P. leopoldi was the last of the angelfish species to be described, and that was done by J. Gosse in 1963, although he placed it in the old genus Plataxoides because he thought the name Pterophyllum had been used for a genus of insects; Schultz in 1967 ascertained that the insect genus is actually Pterophylla, so under the rules of the ICZN Pterophyllum was available. The genus name comes from the Greek pteron [= fin, sail] and phyllon [= leaf], meaning "winged leaf" which is a reference to the dorsal fin. The species epithet honours King Leopold III of Belgium (1901-1990) who collected the type specimens from which Gosse described and named the species.

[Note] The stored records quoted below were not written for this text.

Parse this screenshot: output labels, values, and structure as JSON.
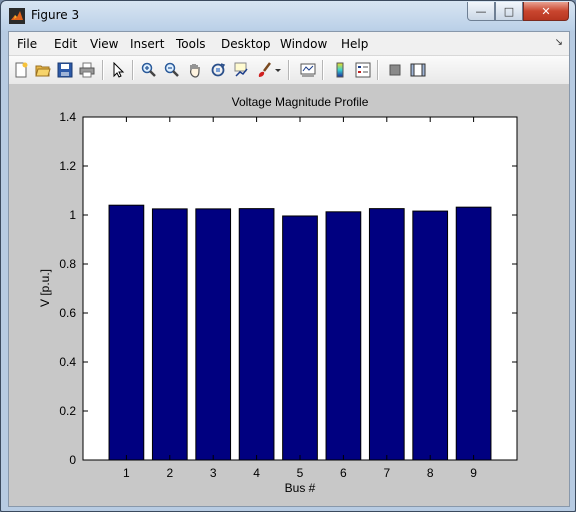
{
  "window": {
    "title": "Figure 3"
  },
  "menu": {
    "file": "File",
    "edit": "Edit",
    "view": "View",
    "insert": "Insert",
    "tools": "Tools",
    "desktop": "Desktop",
    "window": "Window",
    "help": "Help"
  },
  "toolbar": {
    "icons": [
      "new-figure-icon",
      "open-file-icon",
      "save-icon",
      "print-icon",
      "edit-plot-arrow-icon",
      "zoom-in-icon",
      "zoom-out-icon",
      "pan-hand-icon",
      "rotate-3d-icon",
      "data-cursor-icon",
      "brush-icon",
      "brush-dropdown-icon",
      "link-plot-icon",
      "colorbar-icon",
      "legend-icon",
      "hide-plot-tools-icon",
      "show-plot-tools-icon"
    ]
  },
  "colors": {
    "bar_fill": "#000080",
    "figure_bg": "#c8c8c8",
    "axes_bg": "#ffffff"
  },
  "chart_data": {
    "type": "bar",
    "title": "Voltage Magnitude Profile",
    "xlabel": "Bus #",
    "ylabel": "V [p.u.]",
    "categories": [
      "1",
      "2",
      "3",
      "4",
      "5",
      "6",
      "7",
      "8",
      "9"
    ],
    "values": [
      1.04,
      1.025,
      1.025,
      1.026,
      0.996,
      1.013,
      1.026,
      1.016,
      1.032
    ],
    "ylim": [
      0,
      1.4
    ],
    "yticks": [
      "0",
      "0.2",
      "0.4",
      "0.6",
      "0.8",
      "1",
      "1.2",
      "1.4"
    ],
    "grid": false
  }
}
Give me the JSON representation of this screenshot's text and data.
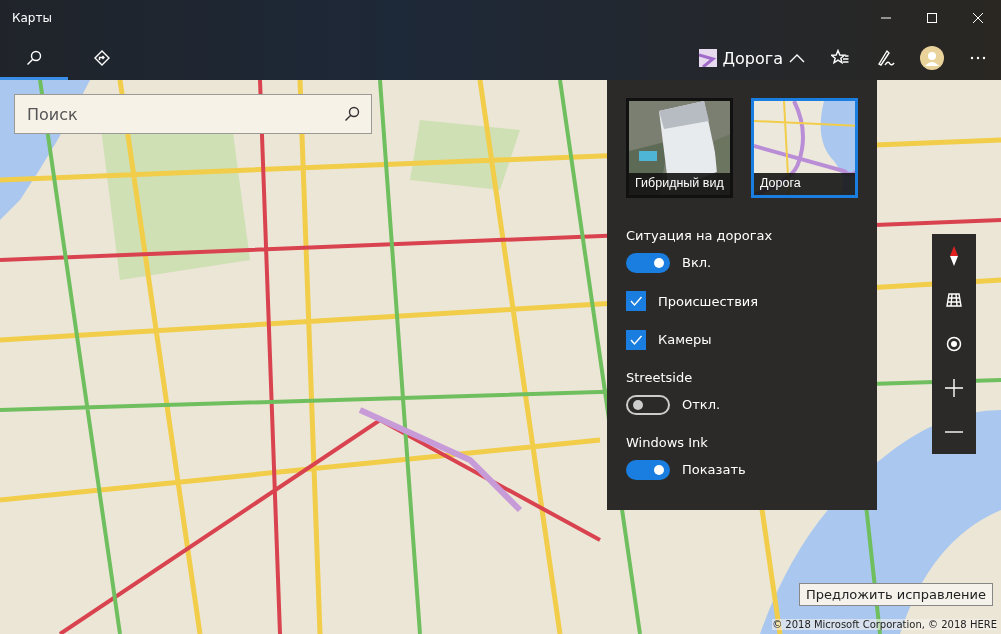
{
  "window": {
    "title": "Карты"
  },
  "nav": [
    {
      "kind": "search",
      "selected": true
    },
    {
      "kind": "directions",
      "selected": false
    }
  ],
  "map_style_button": {
    "label": "Дорога",
    "expanded": true
  },
  "search": {
    "placeholder": "Поиск"
  },
  "flyout": {
    "styles": [
      {
        "kind": "hybrid",
        "label": "Гибридный вид",
        "selected": false
      },
      {
        "kind": "road",
        "label": "Дорога",
        "selected": true
      }
    ],
    "settings": [
      {
        "kind": "heading",
        "label": "Ситуация на дорогах"
      },
      {
        "kind": "toggle",
        "label": "Вкл.",
        "on": true
      },
      {
        "kind": "checkbox",
        "label": "Происшествия",
        "checked": true
      },
      {
        "kind": "checkbox",
        "label": "Камеры",
        "checked": true
      },
      {
        "kind": "heading",
        "label": "Streetside"
      },
      {
        "kind": "toggle",
        "label": "Откл.",
        "on": false
      },
      {
        "kind": "heading",
        "label": "Windows Ink"
      },
      {
        "kind": "toggle",
        "label": "Показать",
        "on": true
      }
    ]
  },
  "suggest_button": "Предложить исправление",
  "copyright": "© 2018 Microsoft Corporation, © 2018 HERE"
}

In 1979, Warren Burgess considered P. scalare and P. altum to be variants of the same species, and for a time in the literature they were subspecies known as P. scalare scalare and P. scalare altum respectively, with the "second" distinct species P. leopoldi. In 1986, Sven Kullander determined there are three valid and distinct species, P. scalare, P. altum and P. leopoldi.
In 1998, Dr. Kullander erected the subfamily Cichlasomatinae for several genera including Pterophyllum.
Burgess, Warren E. (1979), The Species of Angelfish, Aqualog IV.
Kullander, Sven O. (1986), Guide to South American Cichlids, Aqualog IV.
Kullander, Sven O. (1998), "A phylogeny and classification of the South American Cichlidae (Teleostei: Perciformes)," in Malabarba, L., et al. (eds), Phylogeny and Classification of Neotropical Fishes, pp. 461-498.